カンヌではW受賞(パルム・ドール賞と監督賞)をした作品です。
私がこの「エレファント」を観ようとしたきっかけは、先日「明日、君がいない」を観た後に同じような系列の作品と知ったからです。
「明日、君がいない」はハイスクールで起きた自殺。
「エレファント」はハイスクールで起きた銃乱射事件。
テーマは違うのですが、撮影の手法や高校生の描き方がとても似ている作品でした。
さて、こちらの「エレファント」は2003製作の映画。
(ちなみに「明日、君がいない」は2006年)
コロラド州コロンバイン高校であった衝撃の銃乱射事件を題材にして、普通の高校生が突然起こした事件を考え「なぜ?」と世界に問いかける問題作です。
登場する高校生は本名で出ていて、その存在もリアルに感じました。
冒頭に出てくる少年ジョン・ロビンソンは中でもピュアな高校生。
(後に「ロード・オブ・ドッグタウン」のステイシー役で好演した彼です)
その他、何人かの高校生の男女がそれぞれの特徴を少しだけ感じさせて登場。
でもそれほど人物の描写は詳しくありませんが・・・
ただ淡々と過ぎる高校での日常を映し続けています。
そして銃乱射をする男子高校生(アレックスとエリック)は本当に普通の高校生に見えました。
学校ではいわゆる人気集団がつきもので、そのグループから日常的にからかわれたりいじめられたりしているアレックスとエリック。
いじめの対象になっている者はそれに対抗するために(やり合うという意味ではなく、あくまでも自警団の意味で)弱者同士くっつくという現実。
アレックスとエリックがネットで銃を調達し、試し撃ちをし、計画どおりに学校に銃を持ち込み事件を起こす。
そこまでの経過が何てことない自然の流れで出来てしまう事に改めて怖さを感じました。
監督は作品の中で何もメッセージを込めていません。
私にはそう思えました。
ただ、事件を知ってもらう事と映画を観て何かを感じてもらうために作られたように思います。
そして「エレファント」の意味を二重三重に考えてつけたと聞き、題名の奥深さには感銘しました。
「明日、君がいない」と「エレファント」を観て、テーマは違っても手法が似ているのでどうしても比べてしまいます。

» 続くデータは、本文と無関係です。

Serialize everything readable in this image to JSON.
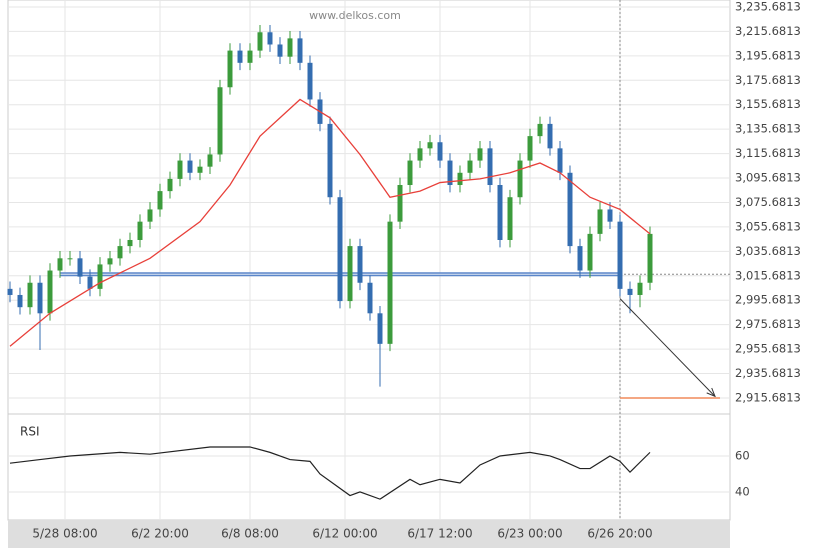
{
  "chart_data": {
    "type": "candlestick",
    "watermark": "www.delkos.com",
    "ylim": [
      2905.86,
      3241.41
    ],
    "xlim": [
      -0.2,
      72
    ],
    "yticks": [
      {
        "value": 3235.6813,
        "label": "3,235.6813"
      },
      {
        "value": 3215.6813,
        "label": "3,215.6813"
      },
      {
        "value": 3195.6813,
        "label": "3,195.6813"
      },
      {
        "value": 3175.6813,
        "label": "3,175.6813"
      },
      {
        "value": 3155.6813,
        "label": "3,155.6813"
      },
      {
        "value": 3135.6813,
        "label": "3,135.6813"
      },
      {
        "value": 3115.6813,
        "label": "3,115.6813"
      },
      {
        "value": 3095.6813,
        "label": "3,095.6813"
      },
      {
        "value": 3075.6813,
        "label": "3,075.6813"
      },
      {
        "value": 3055.6813,
        "label": "3,055.6813"
      },
      {
        "value": 3035.6813,
        "label": "3,035.6813"
      },
      {
        "value": 3015.6813,
        "label": "3,015.6813"
      },
      {
        "value": 2995.6813,
        "label": "2,995.6813"
      },
      {
        "value": 2975.6813,
        "label": "2,975.6813"
      },
      {
        "value": 2955.6813,
        "label": "2,955.6813"
      },
      {
        "value": 2935.6813,
        "label": "2,935.6813"
      },
      {
        "value": 2915.6813,
        "label": "2,915.6813"
      }
    ],
    "xticks": [
      {
        "value": 5.5,
        "label": "5/28 08:00"
      },
      {
        "value": 15,
        "label": "6/2 20:00"
      },
      {
        "value": 24,
        "label": "6/8 08:00"
      },
      {
        "value": 33.5,
        "label": "6/12 00:00"
      },
      {
        "value": 43,
        "label": "6/17 12:00"
      },
      {
        "value": 52,
        "label": "6/23 00:00"
      },
      {
        "value": 61,
        "label": "6/26 20:00"
      }
    ],
    "up_color": "#3c9b3c",
    "down_color": "#346db0",
    "open": [
      3005,
      3000,
      2990,
      3010,
      2985,
      3020,
      3030,
      3030,
      3015,
      3005,
      3025,
      3030,
      3040,
      3045,
      3060,
      3070,
      3085,
      3095,
      3110,
      3100,
      3105,
      3115,
      3170,
      3200,
      3190,
      3200,
      3215,
      3205,
      3195,
      3210,
      3190,
      3160,
      3140,
      3080,
      2995,
      3040,
      3010,
      2985,
      2960,
      3060,
      3090,
      3110,
      3120,
      3125,
      3110,
      3090,
      3100,
      3110,
      3120,
      3090,
      3045,
      3080,
      3110,
      3130,
      3140,
      3120,
      3100,
      3040,
      3020,
      3050,
      3070,
      3060,
      3005,
      3000,
      3010
    ],
    "high": [
      3011,
      3006,
      3016,
      3016,
      3026,
      3036,
      3036,
      3036,
      3021,
      3031,
      3036,
      3046,
      3051,
      3066,
      3076,
      3091,
      3101,
      3116,
      3116,
      3111,
      3121,
      3176,
      3206,
      3206,
      3206,
      3221,
      3221,
      3211,
      3216,
      3216,
      3196,
      3166,
      3146,
      3086,
      3046,
      3046,
      3016,
      2991,
      3066,
      3096,
      3116,
      3126,
      3131,
      3131,
      3116,
      3106,
      3116,
      3126,
      3126,
      3096,
      3086,
      3116,
      3136,
      3146,
      3146,
      3126,
      3106,
      3046,
      3056,
      3076,
      3076,
      3066,
      3011,
      3016,
      3056
    ],
    "low": [
      2994,
      2984,
      2984,
      2955,
      2979,
      3014,
      3024,
      3009,
      2999,
      2999,
      3019,
      3024,
      3034,
      3039,
      3054,
      3064,
      3079,
      3089,
      3094,
      3094,
      3099,
      3109,
      3164,
      3184,
      3184,
      3194,
      3199,
      3189,
      3189,
      3184,
      3154,
      3134,
      3074,
      2989,
      2989,
      3004,
      2979,
      2925,
      2954,
      3054,
      3084,
      3104,
      3114,
      3104,
      3084,
      3084,
      3094,
      3104,
      3084,
      3039,
      3039,
      3074,
      3104,
      3124,
      3114,
      3094,
      3034,
      3014,
      3014,
      3044,
      3054,
      2999,
      2985,
      2990,
      3004
    ],
    "close": [
      3000,
      2990,
      3010,
      2985,
      3020,
      3030,
      3030,
      3015,
      3005,
      3025,
      3030,
      3040,
      3045,
      3060,
      3070,
      3085,
      3095,
      3110,
      3100,
      3105,
      3115,
      3170,
      3200,
      3190,
      3200,
      3215,
      3205,
      3195,
      3210,
      3190,
      3160,
      3140,
      3080,
      2995,
      3040,
      3010,
      2985,
      2960,
      3060,
      3090,
      3110,
      3120,
      3125,
      3110,
      3090,
      3100,
      3110,
      3120,
      3090,
      3045,
      3080,
      3110,
      3130,
      3140,
      3120,
      3100,
      3040,
      3020,
      3050,
      3070,
      3060,
      3005,
      3000,
      3010,
      3050
    ],
    "ma": {
      "color": "#e8403a",
      "x": [
        0,
        4,
        9,
        14,
        19,
        22,
        25,
        29,
        32,
        35,
        38,
        41,
        43,
        47,
        50,
        53,
        55,
        58,
        61,
        64
      ],
      "values": [
        2958,
        2985,
        3010,
        3030,
        3060,
        3090,
        3130,
        3160,
        3145,
        3115,
        3080,
        3085,
        3092,
        3095,
        3100,
        3108,
        3100,
        3080,
        3070,
        3050
      ]
    },
    "support": {
      "color": "#5b86c9",
      "value": 3017,
      "x": [
        5,
        61
      ]
    },
    "target": {
      "color": "#f08a5a",
      "value": 2915.6813,
      "x": [
        61,
        71
      ]
    },
    "arrow": {
      "x": [
        61,
        70.5
      ],
      "values": [
        2997,
        2917
      ]
    },
    "rsi": {
      "label": "RSI",
      "ylim": [
        24.4,
        80
      ],
      "yticks": [
        40,
        60
      ],
      "x": [
        0,
        3,
        6,
        11,
        14,
        20,
        24,
        26,
        28,
        30,
        31,
        34,
        35,
        37,
        40,
        41,
        43,
        45,
        47,
        49,
        52,
        54,
        55,
        57,
        58,
        60,
        61,
        62,
        64
      ],
      "values": [
        56,
        58,
        60,
        62,
        61,
        65,
        65,
        62,
        58,
        57,
        50,
        38,
        40,
        36,
        47,
        44,
        47,
        45,
        55,
        60,
        62,
        60,
        58,
        53,
        53,
        60,
        57,
        51,
        62
      ]
    }
  }
}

「明日、君がいない」は登場人物の背景がとても鮮明で痛々しかった。
それに比べると「エレファント」はどうしても背景が弱くて、少ないシーンから想像するしかないのはちょっと残念でした。
それはガス・ヴァン・サント監督の意図した所かも知れませんが・・・
ここまで書いて、この二つの作品は比べるべきものではないのでしょうね。
「エレファント」の描き方や作品の意味は観る人に全てまかされているのを実感しました。